Now suppose $m > 1$. We use induction on $m$, assuming that for every polynomial $r$ with $m-1$ distinct roots, $r$ and $r'$ have no roots in common. Let
$p$ be a polynomial of degree $m$ with distinct roots. There exists $q$ such that
\begin{align*}
p(z)=(z-\lambda)q(z)
\end{align*}
for all $z \in \mathbf{F}$. Since q has $m-1$ distinct roots, $q$ and $q'$ have no roots in common. By the chain rule,
\begin{align*}
p'(z)=(z-\lambda)q'(z)+q(z)
\end{align*}
We know that $\lambda$ is not a root of $p'$ since $p'(\lambda)=(\lambda-\lambda)q'(z)+q(\lambda)=0+q(\lambda)\neq 0$ as lambda is not a root of $q$. All
other roots of $p$ are roots of $q$. For these roots $\lambda_q$, $p'(\lambda_q)=(\lambda-\lambda_q)q'(\lambda_q)+q(\lambda_q)=(\lambda-\lambda_q)q'(\lambda_q) + 0 \neq 0$.
Now suppose $m > 1$. We use induction on $m$, this time assuming that for every polynomial $r$ of degree $m-1$ such that $r$ and $r'$ have no roots in common, $r$ has
$m-1$ distinct roots.
I'm stuck here, since I don't know how to how to manipulate the derivatives. I'm not sure if proof by induction is the best approach here as well and I'd appreciate your help!
Best Answer
Not sure that induction is really the way to go. Here is a sketch of a possible argument.

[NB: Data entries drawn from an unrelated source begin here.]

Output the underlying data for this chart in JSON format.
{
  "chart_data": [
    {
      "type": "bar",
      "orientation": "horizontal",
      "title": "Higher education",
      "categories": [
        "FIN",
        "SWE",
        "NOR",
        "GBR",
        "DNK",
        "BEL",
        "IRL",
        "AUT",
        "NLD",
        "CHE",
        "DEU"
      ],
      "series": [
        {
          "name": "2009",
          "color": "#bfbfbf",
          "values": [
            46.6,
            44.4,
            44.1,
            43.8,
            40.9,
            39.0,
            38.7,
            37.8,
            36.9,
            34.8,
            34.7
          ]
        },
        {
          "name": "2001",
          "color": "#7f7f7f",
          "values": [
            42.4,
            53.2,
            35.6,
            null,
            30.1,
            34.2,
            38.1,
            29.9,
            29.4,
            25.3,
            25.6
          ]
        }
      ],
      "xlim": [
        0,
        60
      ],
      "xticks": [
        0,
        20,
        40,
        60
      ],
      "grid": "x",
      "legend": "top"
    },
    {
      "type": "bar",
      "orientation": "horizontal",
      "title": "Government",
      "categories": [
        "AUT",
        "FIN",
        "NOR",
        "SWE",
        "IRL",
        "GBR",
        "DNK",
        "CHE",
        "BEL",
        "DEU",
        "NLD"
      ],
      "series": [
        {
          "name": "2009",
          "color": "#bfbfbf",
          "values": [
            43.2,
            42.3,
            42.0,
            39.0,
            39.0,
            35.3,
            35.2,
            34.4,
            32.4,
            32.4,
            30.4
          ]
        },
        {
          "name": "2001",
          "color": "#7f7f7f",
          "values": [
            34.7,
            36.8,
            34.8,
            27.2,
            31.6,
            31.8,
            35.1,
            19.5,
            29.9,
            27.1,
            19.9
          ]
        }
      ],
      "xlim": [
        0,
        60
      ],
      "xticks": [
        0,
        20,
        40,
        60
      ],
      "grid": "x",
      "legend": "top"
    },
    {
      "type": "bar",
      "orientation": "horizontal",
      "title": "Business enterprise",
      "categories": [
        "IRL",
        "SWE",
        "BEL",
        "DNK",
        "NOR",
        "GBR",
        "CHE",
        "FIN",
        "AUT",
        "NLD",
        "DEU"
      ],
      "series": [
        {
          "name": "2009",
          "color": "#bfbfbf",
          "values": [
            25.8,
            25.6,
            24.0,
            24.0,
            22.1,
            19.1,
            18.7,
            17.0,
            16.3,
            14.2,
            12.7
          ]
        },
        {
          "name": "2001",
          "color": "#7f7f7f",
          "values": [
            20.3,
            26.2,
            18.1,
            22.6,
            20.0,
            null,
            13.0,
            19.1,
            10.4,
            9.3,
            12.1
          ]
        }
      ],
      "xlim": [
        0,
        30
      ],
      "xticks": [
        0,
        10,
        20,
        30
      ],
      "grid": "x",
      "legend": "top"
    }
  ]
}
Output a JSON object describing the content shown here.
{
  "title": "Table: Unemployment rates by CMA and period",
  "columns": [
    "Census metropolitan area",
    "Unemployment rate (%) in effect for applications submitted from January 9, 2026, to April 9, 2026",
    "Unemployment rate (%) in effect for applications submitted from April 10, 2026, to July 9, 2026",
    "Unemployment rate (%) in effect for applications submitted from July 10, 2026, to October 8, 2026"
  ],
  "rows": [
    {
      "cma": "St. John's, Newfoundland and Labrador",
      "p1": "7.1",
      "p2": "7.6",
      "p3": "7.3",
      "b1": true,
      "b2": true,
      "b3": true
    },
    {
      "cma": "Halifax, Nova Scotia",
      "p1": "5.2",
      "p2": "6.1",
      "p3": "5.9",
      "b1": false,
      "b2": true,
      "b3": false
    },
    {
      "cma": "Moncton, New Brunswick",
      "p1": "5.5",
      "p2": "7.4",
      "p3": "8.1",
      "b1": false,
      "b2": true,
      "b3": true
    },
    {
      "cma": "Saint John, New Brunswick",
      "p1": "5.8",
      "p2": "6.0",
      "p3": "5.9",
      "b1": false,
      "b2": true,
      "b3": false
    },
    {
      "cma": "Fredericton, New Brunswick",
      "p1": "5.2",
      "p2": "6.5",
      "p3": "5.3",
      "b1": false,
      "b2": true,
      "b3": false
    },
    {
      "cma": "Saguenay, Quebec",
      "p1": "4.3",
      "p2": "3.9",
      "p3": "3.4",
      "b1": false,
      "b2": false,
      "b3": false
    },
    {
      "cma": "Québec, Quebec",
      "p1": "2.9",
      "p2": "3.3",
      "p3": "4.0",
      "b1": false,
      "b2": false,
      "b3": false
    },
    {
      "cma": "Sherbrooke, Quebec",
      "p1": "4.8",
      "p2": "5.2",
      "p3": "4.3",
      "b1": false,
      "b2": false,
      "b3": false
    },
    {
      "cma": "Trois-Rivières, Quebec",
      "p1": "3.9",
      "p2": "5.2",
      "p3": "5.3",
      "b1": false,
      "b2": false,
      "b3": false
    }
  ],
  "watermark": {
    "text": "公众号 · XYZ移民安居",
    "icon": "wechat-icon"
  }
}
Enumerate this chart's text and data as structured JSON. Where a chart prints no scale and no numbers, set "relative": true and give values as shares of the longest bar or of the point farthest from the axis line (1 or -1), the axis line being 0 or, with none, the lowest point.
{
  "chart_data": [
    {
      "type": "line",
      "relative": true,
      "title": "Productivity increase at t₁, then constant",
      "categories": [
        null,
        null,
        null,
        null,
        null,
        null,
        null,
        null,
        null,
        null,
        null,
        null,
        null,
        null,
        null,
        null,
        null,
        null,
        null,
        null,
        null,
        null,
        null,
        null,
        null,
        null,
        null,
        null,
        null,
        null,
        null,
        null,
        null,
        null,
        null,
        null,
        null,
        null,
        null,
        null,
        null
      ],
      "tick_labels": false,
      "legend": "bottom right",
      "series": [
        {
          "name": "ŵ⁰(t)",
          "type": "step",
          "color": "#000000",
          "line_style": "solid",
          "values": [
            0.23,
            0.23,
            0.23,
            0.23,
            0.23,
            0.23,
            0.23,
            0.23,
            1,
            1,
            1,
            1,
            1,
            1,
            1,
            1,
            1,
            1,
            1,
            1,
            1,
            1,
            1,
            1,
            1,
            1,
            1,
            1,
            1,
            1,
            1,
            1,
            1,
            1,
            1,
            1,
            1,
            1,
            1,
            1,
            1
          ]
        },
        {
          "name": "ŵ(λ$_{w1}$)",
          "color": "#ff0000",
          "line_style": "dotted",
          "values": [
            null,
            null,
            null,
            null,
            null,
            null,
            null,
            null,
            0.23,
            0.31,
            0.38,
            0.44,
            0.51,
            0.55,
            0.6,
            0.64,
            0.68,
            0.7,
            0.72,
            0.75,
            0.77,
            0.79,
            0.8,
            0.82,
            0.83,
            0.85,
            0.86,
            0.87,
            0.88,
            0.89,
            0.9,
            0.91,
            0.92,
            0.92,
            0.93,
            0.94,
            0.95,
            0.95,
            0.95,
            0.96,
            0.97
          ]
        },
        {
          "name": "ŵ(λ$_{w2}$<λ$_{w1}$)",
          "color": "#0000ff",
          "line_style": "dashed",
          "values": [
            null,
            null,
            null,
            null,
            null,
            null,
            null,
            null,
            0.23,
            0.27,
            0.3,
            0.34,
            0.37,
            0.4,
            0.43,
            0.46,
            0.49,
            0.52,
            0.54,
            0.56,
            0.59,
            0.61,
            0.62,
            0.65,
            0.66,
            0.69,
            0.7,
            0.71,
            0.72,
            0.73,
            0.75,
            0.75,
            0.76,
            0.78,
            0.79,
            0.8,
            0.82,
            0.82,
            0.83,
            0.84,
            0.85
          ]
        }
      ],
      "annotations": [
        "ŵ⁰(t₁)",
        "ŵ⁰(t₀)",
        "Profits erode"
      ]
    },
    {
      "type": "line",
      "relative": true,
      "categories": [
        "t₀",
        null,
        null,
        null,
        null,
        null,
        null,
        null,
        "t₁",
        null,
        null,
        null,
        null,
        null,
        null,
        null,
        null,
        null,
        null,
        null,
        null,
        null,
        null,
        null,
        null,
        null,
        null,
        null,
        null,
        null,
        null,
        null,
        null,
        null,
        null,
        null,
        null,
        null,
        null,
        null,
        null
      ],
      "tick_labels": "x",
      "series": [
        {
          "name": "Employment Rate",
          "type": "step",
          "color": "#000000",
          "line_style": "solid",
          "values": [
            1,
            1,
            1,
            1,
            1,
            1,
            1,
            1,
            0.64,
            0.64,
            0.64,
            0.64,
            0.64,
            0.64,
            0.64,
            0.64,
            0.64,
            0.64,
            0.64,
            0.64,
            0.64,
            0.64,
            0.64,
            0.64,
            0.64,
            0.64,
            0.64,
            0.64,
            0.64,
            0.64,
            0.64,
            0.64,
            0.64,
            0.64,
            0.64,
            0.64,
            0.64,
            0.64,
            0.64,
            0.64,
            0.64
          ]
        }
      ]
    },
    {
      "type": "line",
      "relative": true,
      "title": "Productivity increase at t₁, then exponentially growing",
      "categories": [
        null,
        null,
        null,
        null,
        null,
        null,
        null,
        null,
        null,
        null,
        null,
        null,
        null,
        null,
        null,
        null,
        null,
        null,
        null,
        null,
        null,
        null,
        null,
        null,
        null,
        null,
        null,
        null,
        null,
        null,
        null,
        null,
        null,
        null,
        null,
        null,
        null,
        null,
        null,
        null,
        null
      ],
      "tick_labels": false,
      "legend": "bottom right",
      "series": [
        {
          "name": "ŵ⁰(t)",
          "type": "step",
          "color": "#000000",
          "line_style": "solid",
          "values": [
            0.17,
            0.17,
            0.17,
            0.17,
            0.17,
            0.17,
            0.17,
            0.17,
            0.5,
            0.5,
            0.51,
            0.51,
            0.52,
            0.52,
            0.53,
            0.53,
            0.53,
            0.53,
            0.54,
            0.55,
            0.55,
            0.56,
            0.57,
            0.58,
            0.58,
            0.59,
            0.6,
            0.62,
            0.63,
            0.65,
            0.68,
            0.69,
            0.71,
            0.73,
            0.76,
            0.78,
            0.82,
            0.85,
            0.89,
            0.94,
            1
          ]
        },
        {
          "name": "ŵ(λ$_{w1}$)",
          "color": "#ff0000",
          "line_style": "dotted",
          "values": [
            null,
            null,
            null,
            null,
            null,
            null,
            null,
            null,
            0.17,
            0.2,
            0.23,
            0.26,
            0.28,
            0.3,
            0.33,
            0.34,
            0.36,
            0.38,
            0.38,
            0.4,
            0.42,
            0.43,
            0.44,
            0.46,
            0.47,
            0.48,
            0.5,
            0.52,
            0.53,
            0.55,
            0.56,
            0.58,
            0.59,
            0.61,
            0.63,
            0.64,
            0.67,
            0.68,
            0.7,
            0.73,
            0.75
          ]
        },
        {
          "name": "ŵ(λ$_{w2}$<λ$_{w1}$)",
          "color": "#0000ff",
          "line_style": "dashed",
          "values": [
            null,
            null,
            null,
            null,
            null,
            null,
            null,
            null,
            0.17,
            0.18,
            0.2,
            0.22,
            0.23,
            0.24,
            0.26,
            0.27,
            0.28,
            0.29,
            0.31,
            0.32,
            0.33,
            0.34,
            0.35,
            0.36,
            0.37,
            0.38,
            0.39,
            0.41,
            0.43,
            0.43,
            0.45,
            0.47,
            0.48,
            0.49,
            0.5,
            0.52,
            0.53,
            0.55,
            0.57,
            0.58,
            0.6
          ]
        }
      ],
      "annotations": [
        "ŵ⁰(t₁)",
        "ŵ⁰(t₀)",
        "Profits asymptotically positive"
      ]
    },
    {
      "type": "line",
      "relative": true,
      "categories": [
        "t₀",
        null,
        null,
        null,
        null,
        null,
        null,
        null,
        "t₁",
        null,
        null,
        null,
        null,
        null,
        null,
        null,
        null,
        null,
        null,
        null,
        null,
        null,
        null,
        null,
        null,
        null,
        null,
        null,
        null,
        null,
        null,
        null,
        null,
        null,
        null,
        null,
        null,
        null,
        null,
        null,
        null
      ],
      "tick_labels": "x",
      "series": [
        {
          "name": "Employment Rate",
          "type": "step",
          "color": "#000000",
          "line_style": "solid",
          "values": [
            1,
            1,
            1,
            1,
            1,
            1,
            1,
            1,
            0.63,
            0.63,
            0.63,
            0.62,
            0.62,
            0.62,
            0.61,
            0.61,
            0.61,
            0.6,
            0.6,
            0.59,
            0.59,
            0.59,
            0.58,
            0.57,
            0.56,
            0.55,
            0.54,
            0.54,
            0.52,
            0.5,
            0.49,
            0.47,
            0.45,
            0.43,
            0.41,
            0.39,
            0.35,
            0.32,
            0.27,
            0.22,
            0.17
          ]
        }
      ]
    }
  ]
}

Firstly, if $p$ does not have $m$ distinct roots then it has a double (or higher order) root $a$ and so $$p(x)=(x-a)^2q(x)$$ for some polynomial $q$. You can now easily calculate $p'$ and show that it has a root in common with $p$.
Conversely, if $p$ and $p'$ have a common root $a$ we can write $$p(x)=(x-a)q(x)\quad\hbox{and}\quad p'(x)=(x-a)r(x)\ .$$ Differentiating the first equation and equating it with the second, $$(x-a)q'(x)+q(x)=(x-a)r(x)\ ,$$ which shows that $x-a$ is a factor of $q(x)$. So $a$ is a double (at least) root of $p$.